The harrowing issue is that we become distracted by believing that AI has gone insane. The reality is that the AI has perhaps been contaminated by improper data. Or the AI has been deployed without suitable AI safeguards. Or the AI was poorly designed at the get-go and has gone awry among adverse system feedback loops. And so on.

The upshot is that AI that is allowed to be devised and deployed, which is poorly governed, can computationally move toward causing massive damage and perilously threaten society. No doubt about this. The human response is likely to be that the AI has gone mad; it has become unhinged. This is a distractor from the root cause, namely, how the AI was built and whether it was engineered properly.

We should not be misled by the clamors of AI psychiatric problems, but instead be laser-focused on AI engineering and governance problems.

The World We Are In

Let’s end with a big picture viewpoint.

It is incontrovertible that we are now amid a grandiose worldwide experiment when it comes to societal mental health. The experiment is that AI is being made available nationally and globally, which is either overtly or insidiously acting to provide mental health guidance of one kind or another. Doing so either at no cost or at a minimal cost. It is available anywhere and at any time, 24/7. We are all the guinea pigs in this wanton experiment.

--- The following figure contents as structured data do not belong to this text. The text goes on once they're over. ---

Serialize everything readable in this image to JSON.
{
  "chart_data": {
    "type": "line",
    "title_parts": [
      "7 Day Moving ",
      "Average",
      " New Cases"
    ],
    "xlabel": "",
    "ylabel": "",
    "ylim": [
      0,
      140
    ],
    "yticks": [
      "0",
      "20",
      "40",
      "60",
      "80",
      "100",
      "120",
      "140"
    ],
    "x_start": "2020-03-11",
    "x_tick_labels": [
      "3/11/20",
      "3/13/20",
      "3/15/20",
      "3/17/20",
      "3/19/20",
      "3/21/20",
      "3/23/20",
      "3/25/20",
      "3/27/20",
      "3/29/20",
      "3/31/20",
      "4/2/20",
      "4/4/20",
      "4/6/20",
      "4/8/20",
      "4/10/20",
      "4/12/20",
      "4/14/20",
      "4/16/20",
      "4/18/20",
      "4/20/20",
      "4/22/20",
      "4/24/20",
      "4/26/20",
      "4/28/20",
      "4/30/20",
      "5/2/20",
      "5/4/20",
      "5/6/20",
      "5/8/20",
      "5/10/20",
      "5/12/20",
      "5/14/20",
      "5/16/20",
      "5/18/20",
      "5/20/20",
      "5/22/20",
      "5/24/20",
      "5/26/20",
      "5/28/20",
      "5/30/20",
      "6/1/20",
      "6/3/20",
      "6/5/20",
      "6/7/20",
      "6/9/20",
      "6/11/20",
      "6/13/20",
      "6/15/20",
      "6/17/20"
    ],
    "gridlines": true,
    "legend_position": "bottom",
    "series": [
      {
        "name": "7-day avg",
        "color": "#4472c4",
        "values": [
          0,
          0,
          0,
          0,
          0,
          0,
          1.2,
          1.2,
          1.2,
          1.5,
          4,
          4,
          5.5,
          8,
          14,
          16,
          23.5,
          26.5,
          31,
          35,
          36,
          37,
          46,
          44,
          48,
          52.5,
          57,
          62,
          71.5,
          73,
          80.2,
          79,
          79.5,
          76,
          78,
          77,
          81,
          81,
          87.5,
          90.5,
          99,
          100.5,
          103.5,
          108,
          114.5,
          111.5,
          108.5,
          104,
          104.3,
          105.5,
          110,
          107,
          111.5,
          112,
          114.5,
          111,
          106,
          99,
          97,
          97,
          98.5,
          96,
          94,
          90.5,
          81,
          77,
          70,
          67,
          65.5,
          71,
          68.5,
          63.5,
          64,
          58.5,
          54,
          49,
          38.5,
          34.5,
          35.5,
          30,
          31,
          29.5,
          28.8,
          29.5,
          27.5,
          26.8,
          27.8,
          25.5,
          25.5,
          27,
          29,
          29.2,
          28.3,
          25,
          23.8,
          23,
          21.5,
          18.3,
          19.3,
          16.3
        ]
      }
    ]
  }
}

The reason this is especially tough to consider is that AI has a dual-use effect. Just as AI can be detrimental to mental health, it can also be a huge bolstering force for mental health. A delicate tradeoff must be mindfully managed. Prevent or mitigate the downsides, and meanwhile make the upsides as widely and readily available as possible.

A final thought for now.

The famous self-help author Napoleon Hill made this remark: “The world is ruled, and the destiny of civilization is established, by human emotions.” If we allow ourselves to see AI as an emotional being, there is a strong possibility that our emotional reaction to AI will waylay where we need to be and what we need to do about AI. You see, keep straight that the definition of the word anthropic relates to human beings and the period of their existence on earth. Let’s be judiciously anthropic about AI.